For the last year I have been running crowd-sourced test cycles for my company while testing Android and iOS native apps. I learned a lot, met many good testers, and had the privilege of working with and test leading a few unbelievably passionate and talented people. Leading testers in a remote model where you never meet your team in person is difficult, especially when you have to figure out their strengths and aspirations. Plus test management in this context is something I was never sure about because of the overall responsibility and worrying about the end result and gathered information on product quality. I keep thinking that what if the mission fails due to misunderstanding and misinterpretation of the goals and objectives? What if the team energy and dynamics will not form correctly?
To my advantage I was able to participate in hundreds of uTest cycles as a tester and could observe and learn from other participants as well as network and build relationships. Still, when it was time for me to launch my first test cycle I was a nervous wreck even though most of the testers had been hand-picked. Now, imagine working a test run for wider device and OS coverage with over 30-40 testers who are located in different countries and time zones, speak different native languages and think in their cultural values terms. Diversity is a great strength in software testing. However, how do you harness and make the best of it in a short 2-3 day turnaround while testing early beta builds? It felt like testing on steroids sometimes with the discussion forum exploding with questions and the number of bug reports growing like mushrooms. It was hard to set up the right expectations with so many unknowns and partially finished/functioning features. We did the best we could with what we had. We kept learning about the product as it evolved and as a team as we continued working together.
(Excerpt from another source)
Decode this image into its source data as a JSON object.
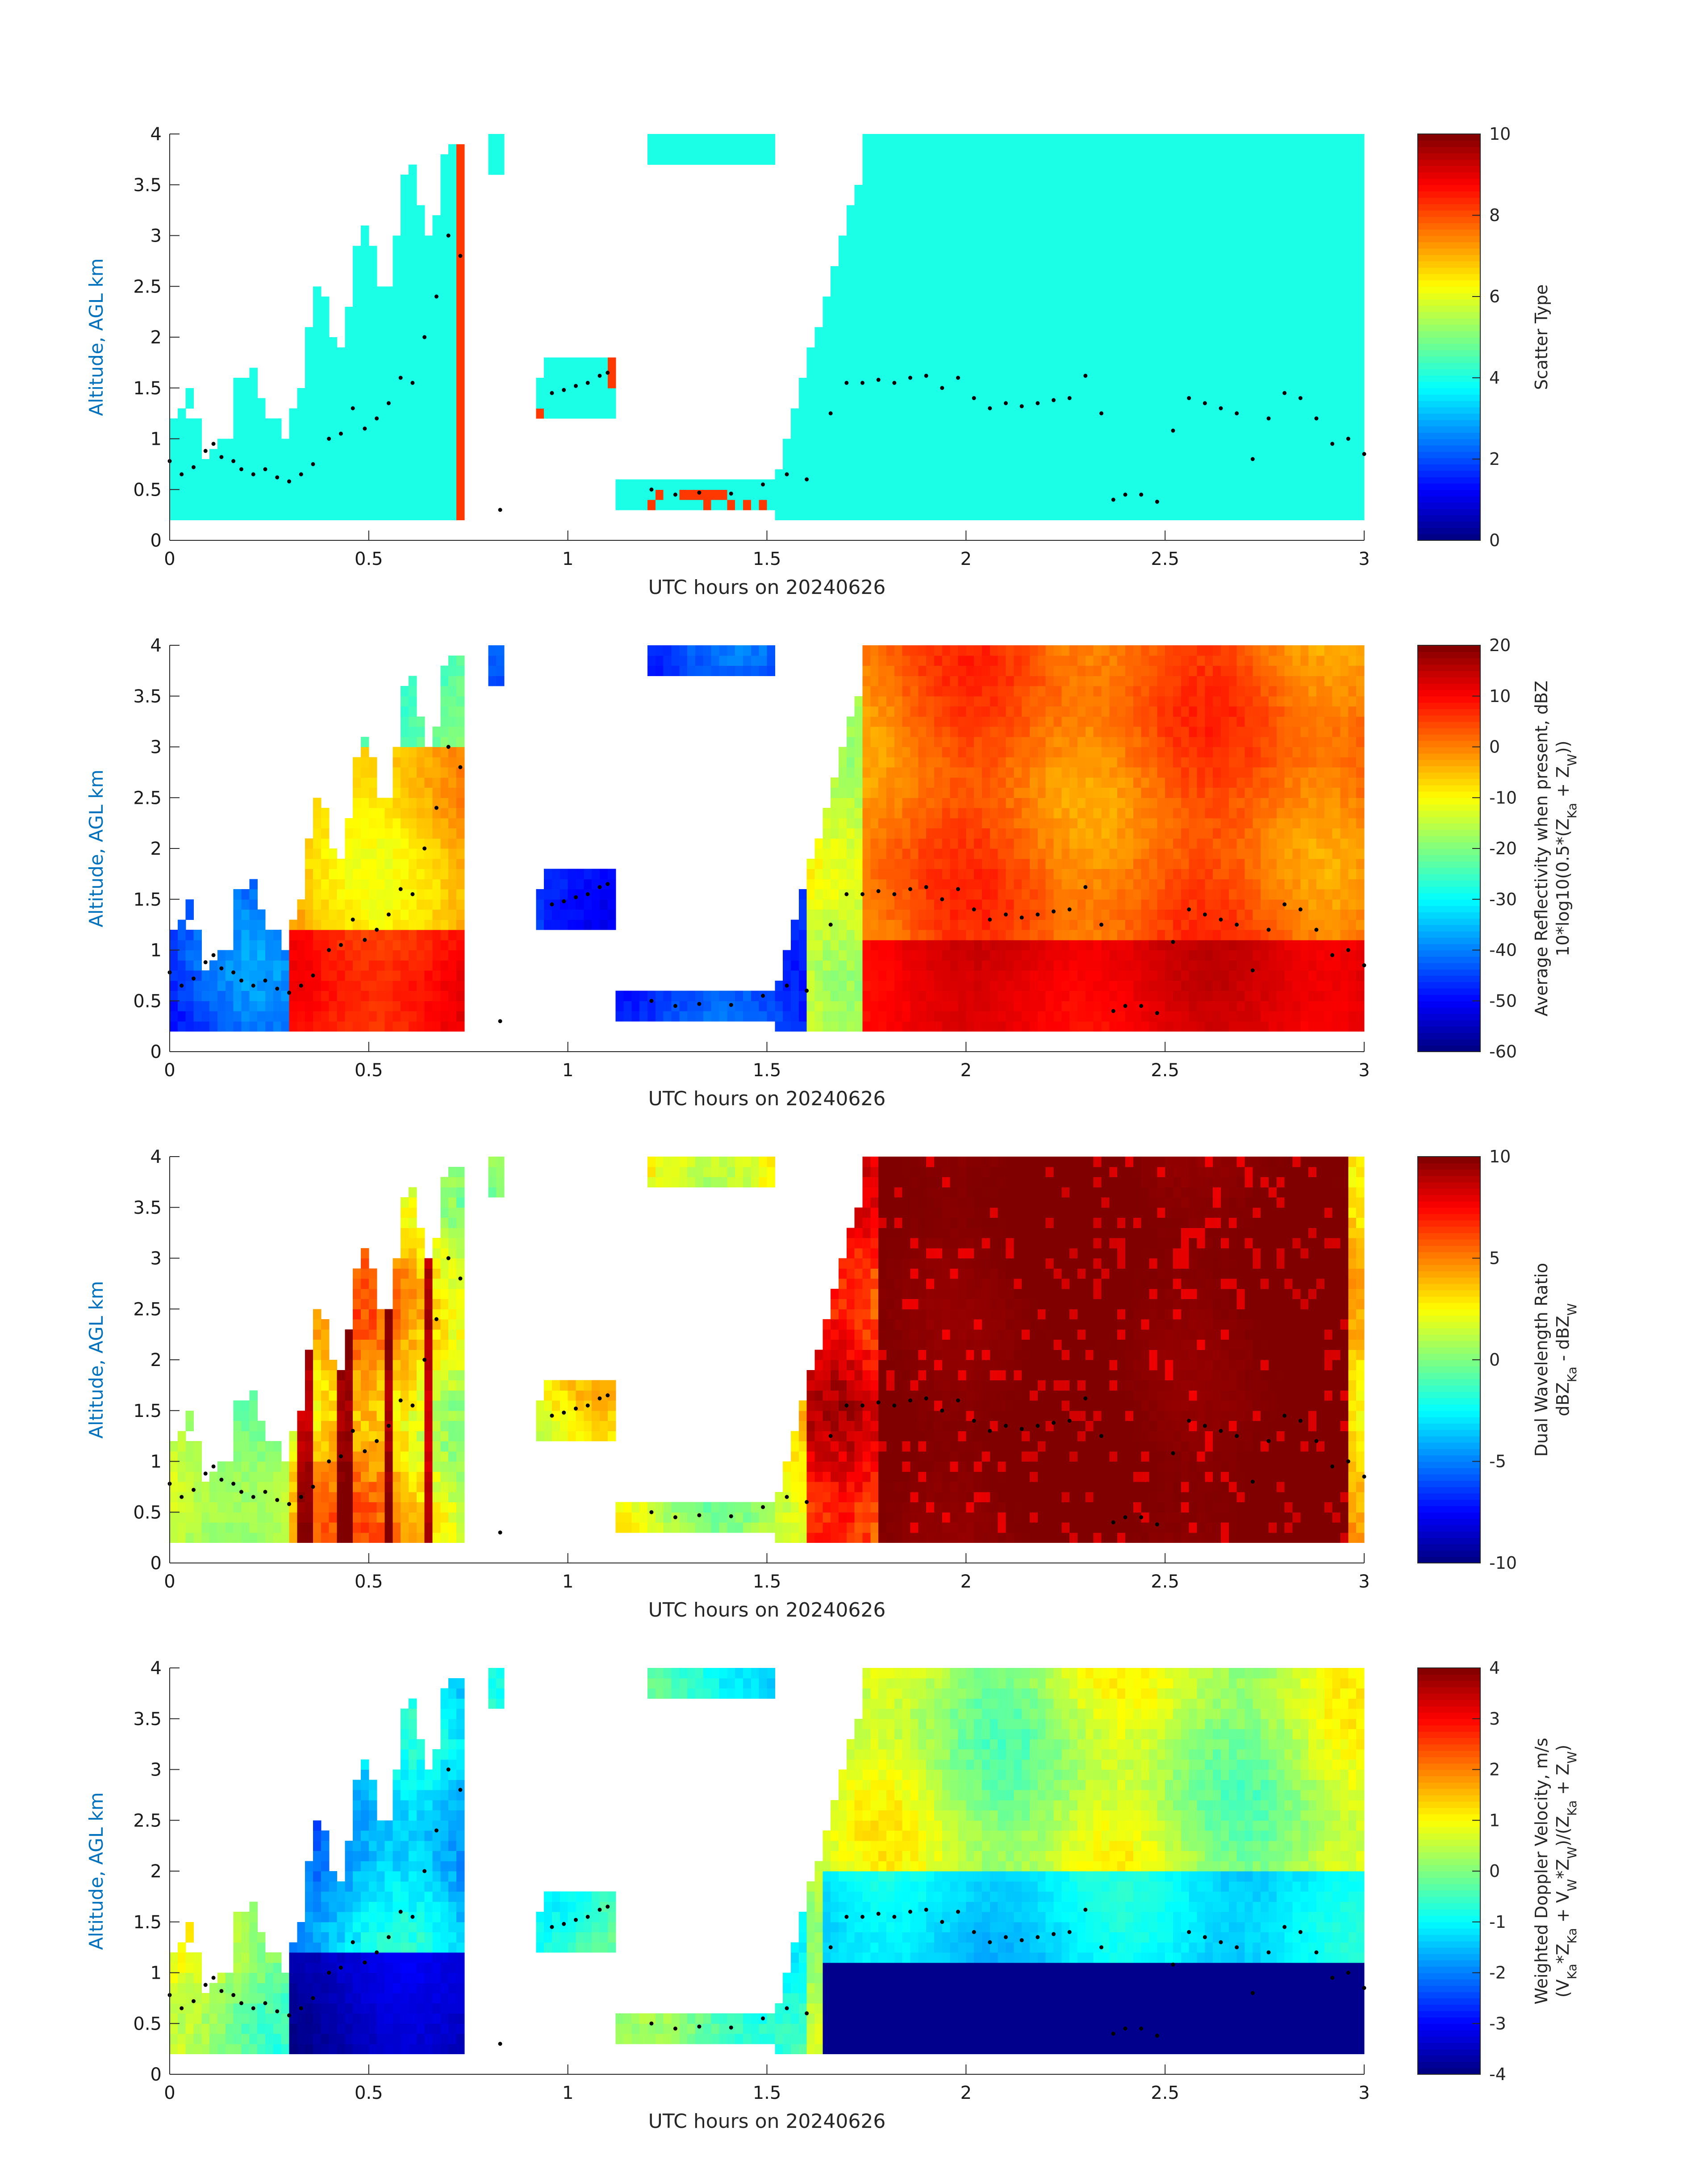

Eventually I came to the realization that having a bigger team does not guarantee better results and that common risk patterns could be identified on a smaller set of devices and ultimately with a smaller group of designated testers. And so I convinced my boss to allow me to form two designated teams for iOS and Android testing with 2 testers on each team. Mobile app tester selection process was not hard for me as I followed a few true gems in the community. The challenge was their willingness and availability as this testing involved working after normal business hours. Plus none of the folks that I wanted to recruit resided in the US. I must have really wanted this to happen as all 4 testers that we wanted were available – 2 in Europe, one in India and another in Brazil. The iOS Special Forces team sprinted first. Weekly test cycles with test goals and details frequently updated in the platform, open communication via Skype and email, quick feedback from the dev team and non-competition over the number of bugs submitted allowed us to work effectively. The first couple of weeks were a bit rough as we had to get used to testing internal alpha builds and lots of things were still incomplete and ‘broken’. It was hard for the team to hold back and not log obvious inconsistencies but we learned to restrain ourselves and shift focus to areas that required our input and attention. For example, the testers provided constructive and valuable usability and UX feedback and updated the regression test script while waiting for new builds.
When people talk about a match made in heaven that’s what this partnership felt like. It was truly amazing to see that people who never met, live in different cultural and time zones can come together to test software and have so much fun. And yes we debated and disagreed but we worked like a band of brothers empowered and driven by the same goals, beliefs and principles. We were doing what we love most, learning and delivering good value for our customers. We craved working together as we progressed further into testing more stable builds and new features. A native app life cycle is much shorter than a web or desktop one – just 3-5 months. And so it was amazing to watch the program evolve and be a part of the process from start to release. Granted we did not like many things and disagreed with design and dev folks, and advocated and pressed for change. Sometimes it worked and sometimes it didn't, and sometimes we were wrong as something we thought was a bug turned out to be a feature. The whole experience was very empowering and rewarding.
And so to sum it up I’d like to think we did a great job. I managed to select the right people, set up goals and expectations, empower and motivate, and create the atmosphere for learning and self development. It felt really good.